Governance risk compounds this. Gas markets in Southeast Europe remain entangled in political decision-making. Governments intervene to cap prices, subsidise, renegotiate contracts and insulate populations from shocks. While politically understandable, these interventions distort price signals, weaken utility finances, discourage infrastructure investment and reduce transparency. Subsidies may protect in the short term but create hidden fiscal pressure and long-term structural fragility. Several Southeast European countries today face the legacy burden of emergency subsidy distortions that now must be unwound without triggering social unrest.

Meanwhile, the region faces external policy risk from the broader European regulatory ecosystem. Methane regulations, emissions policies, taxation evolution and new environmental compliance frameworks will ultimately add cost layers to gas use. Even non-EU Western Balkans will face indirect exposure through trade linkages, financing constraints and alignment pressure. Southeast Europe cannot insulate itself from European climate policy without isolating itself economically. Gas pricing therefore does not exist in an energy vacuum; it exists in a policy corridor where environmental constraint increasingly intersects with economic necessity.

The social dimension cannot be ignored. Southeast European societies rely heavily on gas for heating. Price instability therefore becomes political instability. Governments that cannot control gas security risk unrest, electoral backlash and legitimacy erosion. This creates a political incentive to prioritise short-term price control over long-term structural strategy. Consequently, gas policy often becomes tactical rather than strategic — a dangerous pattern.

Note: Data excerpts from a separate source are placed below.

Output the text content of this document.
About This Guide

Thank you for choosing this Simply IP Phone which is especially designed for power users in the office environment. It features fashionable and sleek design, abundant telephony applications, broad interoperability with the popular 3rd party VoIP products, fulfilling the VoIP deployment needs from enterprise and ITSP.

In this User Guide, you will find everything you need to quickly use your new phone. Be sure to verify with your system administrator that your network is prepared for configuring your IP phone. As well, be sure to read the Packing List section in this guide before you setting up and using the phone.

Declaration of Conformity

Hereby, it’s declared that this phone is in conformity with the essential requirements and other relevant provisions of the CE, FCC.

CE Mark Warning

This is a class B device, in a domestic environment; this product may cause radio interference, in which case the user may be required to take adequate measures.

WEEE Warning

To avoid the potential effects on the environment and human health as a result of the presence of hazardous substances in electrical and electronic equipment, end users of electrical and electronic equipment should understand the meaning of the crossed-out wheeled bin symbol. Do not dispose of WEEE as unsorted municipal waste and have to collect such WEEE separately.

Industrially, companies in Southeast Europe will respond in varied ways through 2025 and 2026. Larger multinationals may secure structured contracts, diversify procurement sources, integrate efficiency technology, or partially electrify processes. Smaller businesses, however, remain exposed, lacking financial and technological flexibility. Some companies will mothball operations during price surges; others may soften capacity or relocate production to more secure environments. Gas pricing could therefore become one of the most decisive drivers of industrial restructuring or even de-industrialisation in parts of Southeast Europe.

Yet the future is not purely threatening. If managed intelligently, Southeast Europe can use gas as a stabilising bridge rather than a permanent vulnerability trap. This requires several strategic realities: credible diversification beyond a single supplier narrative, disciplined infrastructure planning, transparent regulatory architecture, regional cooperation rather than fragmented national responses, structured industrial support mechanisms that do not destroy market function, and a realistic alignment between energy transition timelines and economic capability.

Most importantly, the region must treat gas not as a defensive emergency issue but as a strategic policy pillar. Gas will shape whether Southeast Europe remains industrially relevant, whether it can attract investment, whether it avoids inflationary shock cycles, and whether societies remain stable as transition unfolds. Decisions in 2025 and 2026 will define whether gas remains a destabilising liability or becomes a managed strategic resource that supports controlled evolution rather than crisis survival.

In the final analysis, Southeast Europe’s gas story is ultimately a question of sovereignty, competitiveness and foresight. Those countries that secure diversified access, build credible policy frameworks, protect affordability while supporting transition and foster industrial resilience will emerge stronger. Those that rely on improvisation, political manipulation and short-term fixes will remain permanently vulnerable. Gas will not simply heat homes or power factories — it will decide whether Southeast Europe advances or remains fragile in a world that is rapidly reshaping its energy destiny.